Rosen launched Rubric Capital as a division of SAC Capital, headed at the time by Steven Cohen. The deep-value portfolio was staked with $150 million, which ballooned to $3.5 billion while Rubric was at SAC. “Rubric was a mechanism for retaining my team by creating our own fund while still being a part of SAC,” Rosen told II when he was named an Institutional Investor Hedge Fund Rising Star in 2018.

Rubric was disbanded at the end of 2015. Rosen retained the name when he launched his own independent firm, Rubric Capital Management, in October 2016.

Today Rubric manages $3.1 billion. Its hedge fund was up about 30 percent in the first half of 2024. It was down 90 basis points in 2023 but had surged about 38 percent in 2022, when the major market stock indices tanked. At the end of the first quarter, Rubric’s three largest U.S.-listed longs were all pharmaceuticals companies: Teva Pharmaceutical Industries, Viatris, and Roivant Sciences.

“We are deep-value investors,” Rosen told II two years ago in a phone interview, after the firm disclosed it was the fourth-largest shareholder in Hertz Global Holdings, which had recently reorganized after being financially devastated in the early days of the pandemic. “To do that, we must look far and wide. We go across geographies and will do distressed equities and debt.”

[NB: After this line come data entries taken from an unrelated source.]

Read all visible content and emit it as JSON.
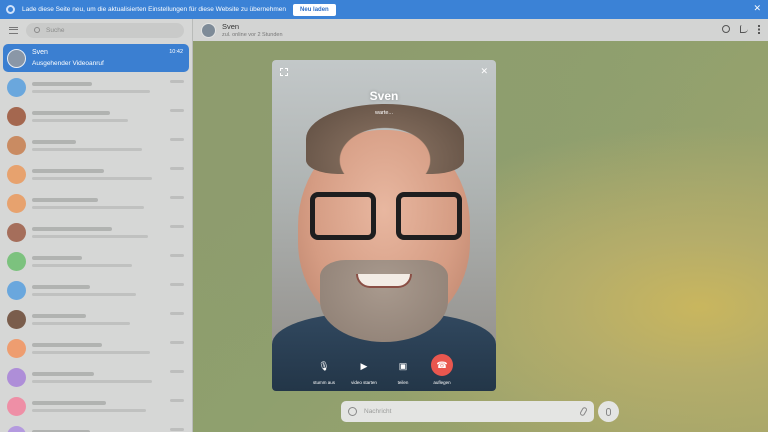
{
  "banner": {
    "message": "Lade diese Seite neu, um die aktualisierten Einstellungen für diese Website zu übernehmen",
    "button": "Neu laden",
    "close": "✕"
  },
  "sidebar": {
    "search_placeholder": "Suche",
    "active_chat": {
      "name": "Sven",
      "time": "10:42",
      "subtitle": "Ausgehender Videoanruf"
    },
    "chat_avatar_colors": [
      "#6aa7dd",
      "#a4674f",
      "#c98b62",
      "#e7a26e",
      "#e7a26e",
      "#a56e5b",
      "#7cc27e",
      "#6aa7dd",
      "#7a5d4c",
      "#ee9d70",
      "#ae8ed8",
      "#ee8fa6",
      "#b49adf"
    ]
  },
  "chat_header": {
    "name": "Sven",
    "status": "zul. online vor 2 Stunden"
  },
  "call": {
    "name": "Sven",
    "status": "warte...",
    "controls": [
      {
        "icon": "microphone-icon",
        "label": "stumm aus"
      },
      {
        "icon": "camera-icon",
        "label": "video starten"
      },
      {
        "icon": "screen-share-icon",
        "label": "teilen"
      },
      {
        "icon": "hang-up-icon",
        "label": "auflegen"
      }
    ]
  },
  "composer": {
    "placeholder": "Nachricht"
  },
  "colors": {
    "accent": "#3b7fd1",
    "end_call": "#e9574f"
  }
}
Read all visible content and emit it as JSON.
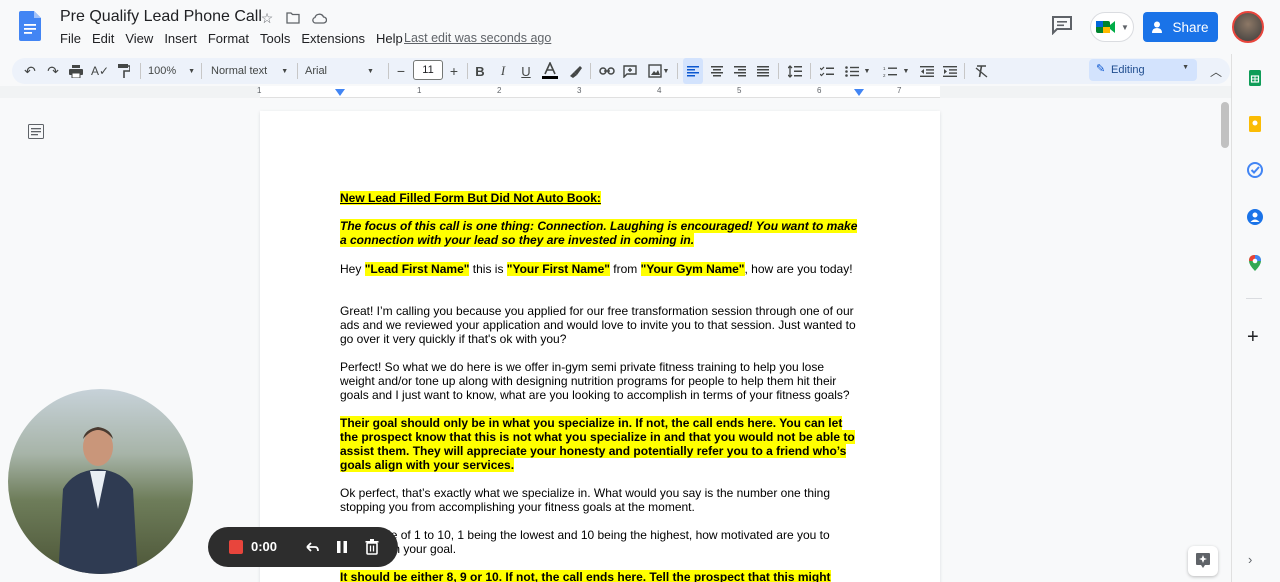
{
  "header": {
    "doc_title": "Pre Qualify Lead Phone Call",
    "menus": [
      "File",
      "Edit",
      "View",
      "Insert",
      "Format",
      "Tools",
      "Extensions",
      "Help"
    ],
    "last_edit": "Last edit was seconds ago",
    "share_label": "Share"
  },
  "toolbar": {
    "zoom": "100%",
    "style": "Normal text",
    "font": "Arial",
    "font_size": "11",
    "mode": "Editing"
  },
  "ruler": [
    "1",
    "1",
    "2",
    "3",
    "4",
    "5",
    "6",
    "7"
  ],
  "doc": {
    "heading": "New Lead Filled Form But Did Not Auto Book:",
    "focus": "The focus of this call is one thing: Connection. Laughing is encouraged! You want to make a connection with your lead so they are invested in coming in.",
    "greet_1": "Hey ",
    "greet_lead": "\"Lead First Name\"",
    "greet_2": " this is ",
    "greet_you": "\"Your First Name\"",
    "greet_3": " from ",
    "greet_gym": "\"Your Gym Name\"",
    "greet_4": ", how are you today!",
    "p_great": "Great! I’m calling you because you applied for our free transformation session through one of our ads and we reviewed your application and would love to invite you to that session. Just wanted to go over it very quickly if that's ok with you?",
    "p_perfect": "Perfect! So what we do here is we offer in-gym semi private fitness training to help you lose weight and/or tone up along with designing nutrition programs for people to help them hit their goals and I just want to know, what are you looking to accomplish in terms of your fitness goals?",
    "p_goal": "Their goal should only be in what you specialize in. If not, the call ends here. You can let the prospect know that this is not what you specialize in and that you would not be able to assist them. They will appreciate your honesty and potentially refer you to a friend who’s goals align with your services.",
    "p_ok": "Ok perfect, that’s exactly what we specialize in. What would you say is the number one thing stopping you from accomplishing your fitness goals at the moment.",
    "p_scale": "On a scale of 1 to 10, 1 being the lowest and 10 being the highest, how motivated are you to accomplish your goal.",
    "p_last": "It should be either 8, 9 or 10. If not, the call ends here. Tell the prospect that this might"
  },
  "recorder": {
    "time": "0:00"
  },
  "colors": {
    "highlight": "#ffff00",
    "accent": "#1a73e8",
    "record": "#e8453c"
  }
}
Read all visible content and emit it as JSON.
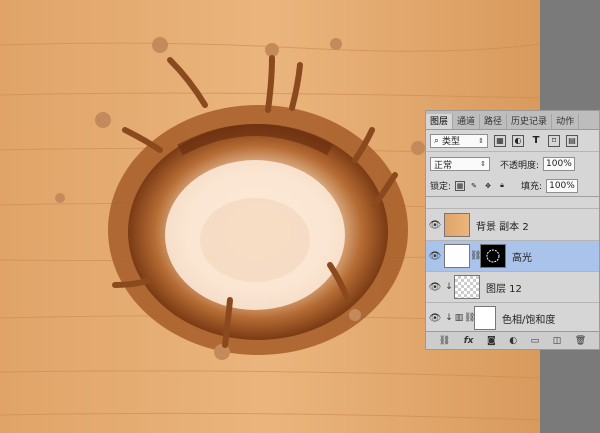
{
  "panel": {
    "tabs": [
      "图层",
      "通道",
      "路径",
      "历史记录",
      "动作"
    ],
    "filter": {
      "label": "类型",
      "icon": "search-icon"
    },
    "blend_mode": "正常",
    "opacity_label": "不透明度:",
    "opacity_value": "100%",
    "lock_label": "锁定:",
    "fill_label": "填充:",
    "fill_value": "100%"
  },
  "layers": [
    {
      "name": "背景 副本 2"
    },
    {
      "name": "高光"
    },
    {
      "name": "图层 12"
    },
    {
      "name": "色相/饱和度"
    }
  ],
  "bottom_icons": [
    "link-icon",
    "fx-icon",
    "mask-icon",
    "adjustment-icon",
    "group-folder-icon",
    "new-layer-icon",
    "delete-icon"
  ],
  "colors": {
    "wood_light": "#e8b27a",
    "wood_dark": "#cf8e52",
    "panel_bg": "#d6d6d6",
    "selected_row": "#a9c3ea",
    "outside_gray": "#7a7a7a"
  }
}
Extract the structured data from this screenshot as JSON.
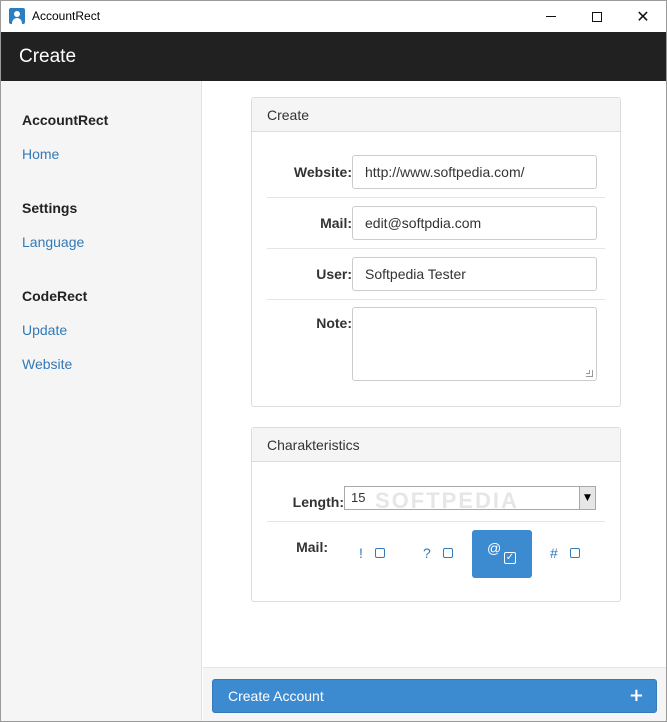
{
  "window": {
    "title": "AccountRect"
  },
  "header": {
    "title": "Create"
  },
  "sidebar": {
    "sections": [
      {
        "heading": "AccountRect",
        "links": [
          "Home"
        ]
      },
      {
        "heading": "Settings",
        "links": [
          "Language"
        ]
      },
      {
        "heading": "CodeRect",
        "links": [
          "Update",
          "Website"
        ]
      }
    ]
  },
  "create_panel": {
    "title": "Create",
    "website_label": "Website:",
    "website_value": "http://www.softpedia.com/",
    "mail_label": "Mail:",
    "mail_value": "edit@softpdia.com",
    "user_label": "User:",
    "user_value": "Softpedia Tester",
    "note_label": "Note:",
    "note_value": ""
  },
  "char_panel": {
    "title": "Charakteristics",
    "length_label": "Length:",
    "length_value": "15",
    "mail_label": "Mail:",
    "options": [
      {
        "symbol": "!",
        "checked": false
      },
      {
        "symbol": "?",
        "checked": false
      },
      {
        "symbol": "@",
        "checked": true
      },
      {
        "symbol": "#",
        "checked": false
      }
    ],
    "watermark": "SOFTPEDIA"
  },
  "footer": {
    "create_label": "Create Account"
  },
  "colors": {
    "accent": "#3c8ad0",
    "link": "#337ab7",
    "header_bg": "#212121"
  },
  "icons": {
    "app": "user-icon",
    "create": "plus-icon"
  }
}
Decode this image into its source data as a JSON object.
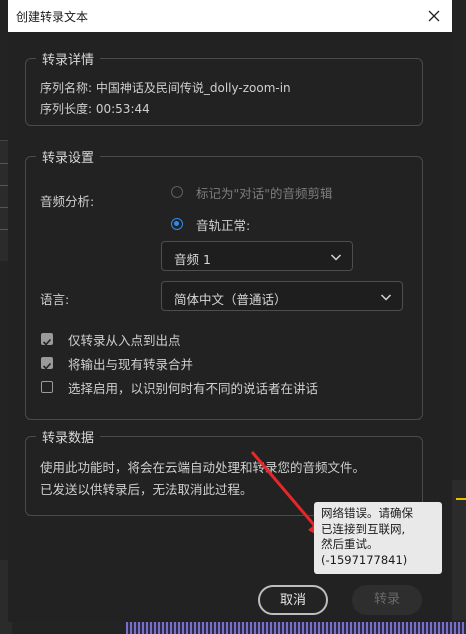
{
  "dialog": {
    "title": "创建转录文本"
  },
  "details": {
    "legend": "转录详情",
    "sequence_name": "序列名称: 中国神话及民间传说_dolly-zoom-in",
    "sequence_length": "序列长度: 00:53:44"
  },
  "settings": {
    "legend": "转录设置",
    "audio_analysis_label": "音频分析:",
    "radio_dialogue": "标记为\"对话\"的音频剪辑",
    "radio_normal": "音轨正常:",
    "audio_track_value": "音频 1",
    "language_label": "语言:",
    "language_value": "简体中文（普通话）",
    "check_in_out": "仅转录从入点到出点",
    "check_merge": "将输出与现有转录合并",
    "check_speakers": "选择启用，以识别何时有不同的说话者在讲话"
  },
  "data": {
    "legend": "转录数据",
    "desc_line1": "使用此功能时，将会在云端自动处理和转录您的音频文件。",
    "desc_line2": "已发送以供转录后，无法取消此过程。"
  },
  "tooltip": {
    "line1": "网络错误。请确保",
    "line2": "已连接到互联网,",
    "line3": "然后重试。",
    "line4": "(-1597177841)"
  },
  "buttons": {
    "cancel": "取消",
    "transcribe": "转录"
  },
  "colors": {
    "accent": "#2d8ceb",
    "arrow": "#e8262a",
    "dialog_bg": "#222222"
  }
}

Rubric sat on Hertz’s equity committee during the reorganization process, which ultimately resulted in the company’s purchase by an investor group led by Knighthead Capital Management, Certares Opportunities Fund, and certain funds managed by affiliates of Apollo Capital Management.

Under the deal, Hertz’s new investor group provided more than $5.9 billion in new equity capital. Shareholders received cash, stock, and warrants valued at $7 to $8 per share, according to a report from law firm White & Case at the time. “We got a very attractive price,” Rosen said in the interview.